Why Steam works

Doug Lombardi, Valve’s VP of marketing: “The first products we launched on Steam in 2004 (March for CS: Condition Zero, then HL2 in November) taught us a lot about offering full products over the wire. Most of that can be chalked up to teething pains on our side, and much of that was solved by investing in more hardware and people. In addition, there were some minor pains incurred due the lack of broadband penetration around the world at that time. Luckily, four years later, we’re attacking interesting features and have moved beyond the ‘just make it work’ phase.”

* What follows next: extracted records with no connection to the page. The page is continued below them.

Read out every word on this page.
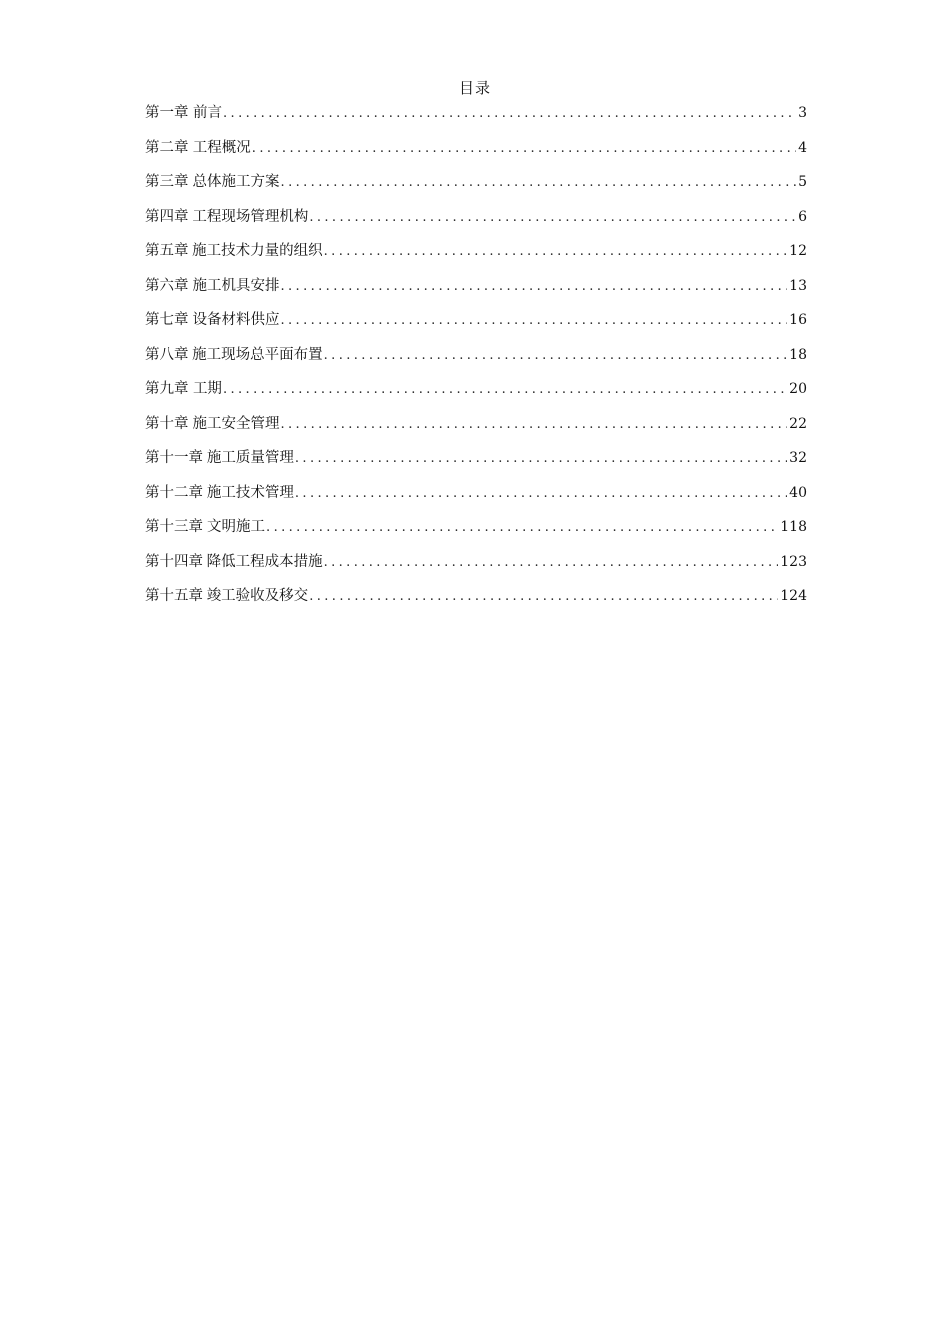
目录
第一章 前言 .....	3
第二章 工程概况 .....	4
第三章 总体施工方案 .....	5
第四章 工程现场管理机构 .....	6
第五章 施工技术力量的组织 .....	12
第六章 施工机具安排 .....	13
第七章 设备材料供应 .....	16
第八章 施工现场总平面布置 .....	18
第九章 工期 .....	20
第十章 施工安全管理 .....	22
第十一章 施工质量管理 .....	32
第十二章 施工技术管理 .....	40
第十三章 文明施工 .....	118
第十四章 降低工程成本措施 .....	123
第十五章 竣工验收及移交 .....	124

Which is where Steamworks comes in. Steam’s tools have been so successful that publishers and gamers have been begging Valve to release them. Steamworks is Valve’s response. In opening up Steam they're attempting to champion the PC as a platform in the way no one else has ever tried. They’re trying to address genuine, industry-wide problems, and they’re using the greatest asset the PC has: broadband. As well as giving away the tools, they’re handing over their own bandwidth to support it. Why? Doug Lombardi fills us in: “Once you get up to serving 15 million people games the size of BioShock, Call of Duty and, God help us, the Orange Box, you’re pretty much maxing out on bandwidth.” Remarkably, Valve is doing it just because they can.

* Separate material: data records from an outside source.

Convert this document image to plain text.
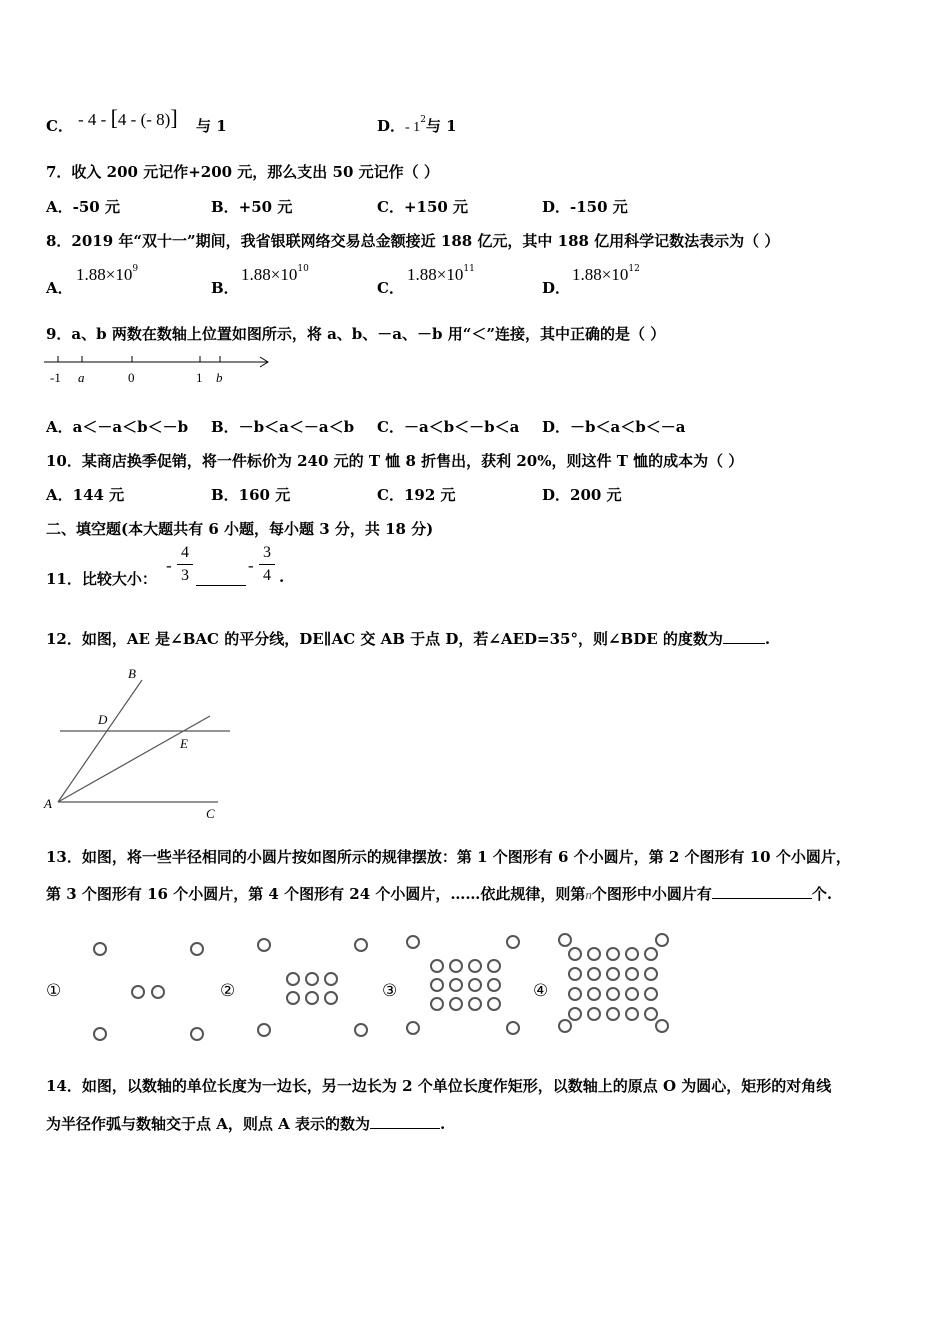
C． - 4 - [4 - (- 8)] 与 1	D．- $1^2$与 1
7．收入 200 元记作+200 元，那么支出 50 元记作（ ）
A．-50 元	B．+50 元	C．+150 元	D．-150 元
8．2019 年“双十一”期间，我省银联网络交易总金额接近 188 亿元，其中 188 亿用科学记数法表示为（ ）
A．
$1.88\times 10^9$
B．
$1.88\times 10^{10}$
C．
$1.88\times 10^{11}$
D．
$1.88\times 10^{12}$
9．a、b 两数在数轴上位置如图所示，将 a、b、－a、－b 用“＜”连接，其中正确的是（ ）
-1 a	0	1 b
A．a＜－a＜b＜－b B．－b＜a＜－a＜b C．－a＜b＜－b＜a D．－b＜a＜b＜－a
10．某商店换季促销，将一件标价为 240 元的 T 恤 8 折售出，获利 20%，则这件 T 恤的成本为（ ）
A．144 元	B．160 元	C．192 元	D．200 元
二、填空题(本大题共有 6 小题，每小题 3 分，共 18 分)
11．比较大小：
-
4
3
-
3
4 .
12．如图，AE 是∠BAC 的平分线，DE∥AC 交 AB 于点 D，若∠AED=35°，则∠BDE 的度数为	.
B
D
E
A
C
13．如图，将一些半径相同的小圆片按如图所示的规律摆放：第 1 个图形有 6 个小圆片，第 2 个图形有 10 个小圆片，
第 3 个图形有 16 个小圆片，第 4 个图形有 24 个小圆片，……依此规律，则第n个图形中小圆片有	个.
①	②	③	④
14．如图，以数轴的单位长度为一边长，另一边长为 2 个单位长度作矩形，以数轴上的原点 O 为圆心，矩形的对角线
为半径作弧与数轴交于点 A，则点 A 表示的数为	.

Above: Call of Duty 4: Modern Warfare

Developers wanting to use the service only need to contact Valve to get access to the secret sauce. Valve will provide the application process interface (API) to anyone who wants to hook it into the code of their game. The sheer number of tools available is mind-boggling, but there’s one clear benefit outweighing all the others: Steam has killed Valve’s day zero piracy problem.

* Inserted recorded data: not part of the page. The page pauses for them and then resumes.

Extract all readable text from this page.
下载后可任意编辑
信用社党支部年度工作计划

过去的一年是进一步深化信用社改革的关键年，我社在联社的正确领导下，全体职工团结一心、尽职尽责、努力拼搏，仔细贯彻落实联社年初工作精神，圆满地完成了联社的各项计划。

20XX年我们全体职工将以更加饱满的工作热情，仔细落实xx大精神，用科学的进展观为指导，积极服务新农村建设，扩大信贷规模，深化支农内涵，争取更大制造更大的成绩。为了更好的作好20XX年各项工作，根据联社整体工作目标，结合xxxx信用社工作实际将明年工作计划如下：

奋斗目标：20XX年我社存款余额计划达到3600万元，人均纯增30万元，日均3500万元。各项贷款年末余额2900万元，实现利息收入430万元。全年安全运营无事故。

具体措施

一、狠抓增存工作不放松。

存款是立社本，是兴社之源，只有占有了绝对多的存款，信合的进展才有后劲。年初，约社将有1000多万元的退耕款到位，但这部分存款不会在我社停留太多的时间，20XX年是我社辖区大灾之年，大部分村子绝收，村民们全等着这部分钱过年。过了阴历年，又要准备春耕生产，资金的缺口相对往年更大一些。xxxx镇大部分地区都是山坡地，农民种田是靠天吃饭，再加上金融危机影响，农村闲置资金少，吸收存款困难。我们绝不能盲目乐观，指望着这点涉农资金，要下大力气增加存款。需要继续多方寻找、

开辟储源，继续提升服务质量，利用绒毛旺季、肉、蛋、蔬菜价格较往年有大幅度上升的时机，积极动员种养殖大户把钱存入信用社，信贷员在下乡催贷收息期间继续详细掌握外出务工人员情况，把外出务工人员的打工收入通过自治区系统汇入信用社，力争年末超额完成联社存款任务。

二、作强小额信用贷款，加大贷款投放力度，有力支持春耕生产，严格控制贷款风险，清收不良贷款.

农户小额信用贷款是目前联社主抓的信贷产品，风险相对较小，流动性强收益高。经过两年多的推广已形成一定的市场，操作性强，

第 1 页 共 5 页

Day zero piracy is where a game is released for free by pirates before the official release. It’s disastrous for the developer and publisher because whatever route gets the game out to the gamer first will be the favoured choice, so a game uploaded to the internet before the release date will have a huge impact on sales. Erik Johnson emphasises how Steam technology killed this problem for Valve: “We draw a pretty hard line because of how damaging day zero piracy is. The bits on the disc, before release, are absolutely worthless. No one can use it at all, unless they were to break into Valve. So they have to talk to Valve to get the key for that. At that point, once we’ve unlocked, the whole world unlocks at once, then you’re free to go ahead and play.” Regardless of when Valve releases a game into the world, either through Steam or on disc, it’s only playable when they release the game’s exe file - through Steam.

Above: BioShock

Now Valve is offering developers the same degree of control: they’ll encrypt their games and deliver the executable, so that even if the game disc is leaked and mass duplicated before release, no one can play it. Not until Steam delivers the exe. A side benefit of this form of delivery is sales tracking: Valve will provide up-to-the-hour stats on how many copies of a game are being unlocked and where they’re being purchased, enabling publishers and developers to target their advertising campaigns.

Aside from this, there are benefits such as Valve’s very capable server browser, the automatic updating of games, voice-chat, and strong community features. These are tools that took 20-30 Valve staff over four years to perfect. With such solutions to hand you only have to hook them into your code, then get back to working on your game.